Sunday, January 13, 2013

Change has to start from within your own threshold!


“are you an Indian or a Pakistani?”
I looked up from the magazine I was leafing through sitting in Colombo airport waiting for my flight to London; not surprised by the question (I have heard it many times & not bothered to keep a count!); with a half-smile and a hint of pride in my voice I replied, “Indian”.
“It’s terrible ...what happened in your country! ...but I am sure there will be tougher laws now.”
He got my attention alright...a blonde with deep blue eyes wearing some illegibly scribbled print of a sweat-shirt...doesn’t appear to be the type who would take interest in India. I replied with a vague yeah, still wondering how he is tuned so much into us. As I reached England, I gathered that for days this has been in Top 10 featured news in BBC UK, and almost every casual acquaintance that I made mentioned it if the subject of India came through.
So much attention is disturbing especially because the focus is on something that I am ashamed about. The criticism mostly centred on the men, and how patriarchal the Indian society is. Human mind is weird; what I can criticise day in & day out rang bitterly in my ears when it came from outsiders, after all these men belonged to my land too, and it’s sad that I can’t even defend them. My thoughts then turned beyond the blame-game...is it just the men only to blame; don’t we women play a part too? Yes, we do...after all these acts of rape, bride-burning, female infanticide, dowry...they are not just mere acts but a thought process...a thought process that we women have nurtured, accepted for thousands of years!
There are umpteen examples in our mythology, but I wouldn’t get into those; let’s just stick to the contemporary times. The men who indulge into such acts don’t arrive from Mars! They belong to the households and families that we all women are a part of. So we do see such train of thoughts around us in our everyday life, and these thoughts are inherent behind any heinous acts. I agree it is a little difficult to accept and admit, but it is the father, brother, uncle, cousin, husband, boy-friend, neighbour, a fellow-commuter, an office-colleague who does harbour chauvinist feelings & thoughts; and when these thoughts become extreme, they turn into a brutal act. Why don’t we women protest when a male in our vicinity expresses some regressive thought that hinders the equality and respect towards women? I know it is easier said than done...it’s a severely patriarchal society, but only by seriously protesting & standing up to an issue, a change can be brought. I am not saying that all of us women should turn into an overnight rebel, but one needs to stand up when experiencing dishonour towards own self or womankind in general....strongly refusing to accept is the first step to any kind of change. We need to be vociferous when we see dowry given & accepted in our own families even though you may rub a few people wrong way....one would be surprised to know that a woman in the form of Mother-in-law or an elderly aunt are often as guilty as the men!

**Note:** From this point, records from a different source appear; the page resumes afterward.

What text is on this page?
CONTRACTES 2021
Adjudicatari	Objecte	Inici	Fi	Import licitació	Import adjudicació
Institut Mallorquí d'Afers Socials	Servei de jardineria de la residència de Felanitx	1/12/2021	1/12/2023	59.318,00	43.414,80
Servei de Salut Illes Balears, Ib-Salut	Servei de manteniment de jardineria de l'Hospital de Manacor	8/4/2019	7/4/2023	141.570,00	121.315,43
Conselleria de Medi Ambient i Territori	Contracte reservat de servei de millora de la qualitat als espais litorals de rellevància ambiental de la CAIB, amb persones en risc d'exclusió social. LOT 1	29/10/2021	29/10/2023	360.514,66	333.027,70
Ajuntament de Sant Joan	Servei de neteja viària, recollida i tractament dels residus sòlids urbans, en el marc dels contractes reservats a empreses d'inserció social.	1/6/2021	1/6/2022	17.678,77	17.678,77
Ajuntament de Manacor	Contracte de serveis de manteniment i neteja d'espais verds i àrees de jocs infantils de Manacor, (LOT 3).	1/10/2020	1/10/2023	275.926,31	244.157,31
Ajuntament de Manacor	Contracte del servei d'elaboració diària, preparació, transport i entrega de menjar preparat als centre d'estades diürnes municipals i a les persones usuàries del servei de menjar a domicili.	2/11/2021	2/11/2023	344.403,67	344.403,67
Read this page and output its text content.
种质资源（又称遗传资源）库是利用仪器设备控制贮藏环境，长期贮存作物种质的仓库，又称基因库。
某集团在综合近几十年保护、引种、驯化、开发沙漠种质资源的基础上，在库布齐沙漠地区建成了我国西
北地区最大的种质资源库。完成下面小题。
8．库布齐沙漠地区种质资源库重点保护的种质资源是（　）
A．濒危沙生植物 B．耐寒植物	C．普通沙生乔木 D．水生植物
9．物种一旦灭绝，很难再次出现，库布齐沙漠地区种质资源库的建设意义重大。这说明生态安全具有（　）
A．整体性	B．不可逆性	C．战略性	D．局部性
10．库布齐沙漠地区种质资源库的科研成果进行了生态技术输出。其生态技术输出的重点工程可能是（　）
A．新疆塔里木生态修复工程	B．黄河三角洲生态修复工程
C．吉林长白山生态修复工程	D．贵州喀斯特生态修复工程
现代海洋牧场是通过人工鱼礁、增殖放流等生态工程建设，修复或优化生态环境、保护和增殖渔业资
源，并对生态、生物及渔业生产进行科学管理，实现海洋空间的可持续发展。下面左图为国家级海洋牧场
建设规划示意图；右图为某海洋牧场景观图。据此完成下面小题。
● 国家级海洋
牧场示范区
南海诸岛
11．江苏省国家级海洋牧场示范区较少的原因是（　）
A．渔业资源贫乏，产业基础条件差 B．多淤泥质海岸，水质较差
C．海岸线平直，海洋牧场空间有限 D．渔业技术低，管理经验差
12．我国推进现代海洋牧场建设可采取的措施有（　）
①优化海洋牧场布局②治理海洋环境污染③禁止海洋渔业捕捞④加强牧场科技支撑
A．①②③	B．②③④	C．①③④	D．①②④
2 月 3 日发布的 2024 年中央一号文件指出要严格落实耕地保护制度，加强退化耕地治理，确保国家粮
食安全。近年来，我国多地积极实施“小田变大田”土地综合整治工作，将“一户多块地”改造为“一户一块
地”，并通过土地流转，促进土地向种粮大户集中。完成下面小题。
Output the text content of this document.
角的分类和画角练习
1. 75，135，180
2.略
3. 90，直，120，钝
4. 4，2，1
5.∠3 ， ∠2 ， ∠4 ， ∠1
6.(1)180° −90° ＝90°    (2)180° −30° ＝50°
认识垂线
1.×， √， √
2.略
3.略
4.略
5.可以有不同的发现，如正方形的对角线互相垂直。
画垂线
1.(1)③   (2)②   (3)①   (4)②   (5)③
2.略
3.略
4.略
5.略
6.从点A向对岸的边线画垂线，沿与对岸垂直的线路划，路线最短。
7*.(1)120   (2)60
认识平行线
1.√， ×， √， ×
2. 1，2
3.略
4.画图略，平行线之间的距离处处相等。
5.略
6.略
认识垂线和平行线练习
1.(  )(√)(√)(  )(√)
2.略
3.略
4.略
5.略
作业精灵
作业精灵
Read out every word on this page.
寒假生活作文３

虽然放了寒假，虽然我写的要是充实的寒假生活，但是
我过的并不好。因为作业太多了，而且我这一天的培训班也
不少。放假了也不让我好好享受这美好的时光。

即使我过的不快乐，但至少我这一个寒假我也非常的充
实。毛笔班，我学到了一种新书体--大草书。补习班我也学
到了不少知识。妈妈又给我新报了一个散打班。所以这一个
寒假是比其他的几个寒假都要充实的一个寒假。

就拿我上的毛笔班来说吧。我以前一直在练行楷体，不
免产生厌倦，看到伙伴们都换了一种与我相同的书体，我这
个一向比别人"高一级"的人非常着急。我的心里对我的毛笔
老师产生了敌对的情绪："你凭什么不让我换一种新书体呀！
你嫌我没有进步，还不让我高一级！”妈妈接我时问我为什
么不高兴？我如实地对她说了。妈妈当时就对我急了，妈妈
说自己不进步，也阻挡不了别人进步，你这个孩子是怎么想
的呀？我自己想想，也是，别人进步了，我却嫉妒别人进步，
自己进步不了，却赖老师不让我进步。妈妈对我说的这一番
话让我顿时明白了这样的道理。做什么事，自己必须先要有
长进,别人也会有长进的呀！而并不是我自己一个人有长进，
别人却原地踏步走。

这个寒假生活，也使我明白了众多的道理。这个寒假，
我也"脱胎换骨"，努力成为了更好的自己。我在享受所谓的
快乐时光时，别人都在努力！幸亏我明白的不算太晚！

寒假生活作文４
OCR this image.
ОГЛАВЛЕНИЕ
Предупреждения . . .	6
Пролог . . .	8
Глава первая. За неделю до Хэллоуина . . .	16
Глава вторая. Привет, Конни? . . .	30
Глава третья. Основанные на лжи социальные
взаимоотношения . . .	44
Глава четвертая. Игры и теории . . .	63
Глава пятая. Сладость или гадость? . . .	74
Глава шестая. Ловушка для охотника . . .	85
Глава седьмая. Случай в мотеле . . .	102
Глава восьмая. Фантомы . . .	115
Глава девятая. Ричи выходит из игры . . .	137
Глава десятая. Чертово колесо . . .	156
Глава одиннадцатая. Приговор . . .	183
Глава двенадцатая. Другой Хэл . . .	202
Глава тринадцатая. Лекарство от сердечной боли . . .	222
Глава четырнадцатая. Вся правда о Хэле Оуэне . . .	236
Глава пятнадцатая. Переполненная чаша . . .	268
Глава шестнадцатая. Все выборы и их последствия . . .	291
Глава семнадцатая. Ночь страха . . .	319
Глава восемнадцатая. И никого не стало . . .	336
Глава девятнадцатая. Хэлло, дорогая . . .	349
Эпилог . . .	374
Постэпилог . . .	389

A quick tale – In a crowded street of a famous city, this girl was walking with her husband and a few other friends. She drifted a few feet away from the crowd, when three drunken men landed on her, mouthing obscenities and trying to grab her. Her husband saw it from a distance and scowled but didn’t really do much. She dodged and saved herself from those three hoodlums on her own. Her husband screamed at her later, ‘why can’t you stay close while walking?’ Yes, an MBA working with a foreign MNC, he saw her fault & not that of those rogues who troubled her. He failed to notice that those drunks had screamed obscenities or had tried to grab her. She is a woman with a mind of her own; she stood up to him & said, ‘all your protests for the 23-year old, a victim of lust, greed & frustration is limited to Facebook only...inside you are as terrible as any of them!’ The husband went quiet ...protest dear ladies, protest when you see any inequality meted out against your clan, even if it is it against your own people...change has to start from within your own threshold!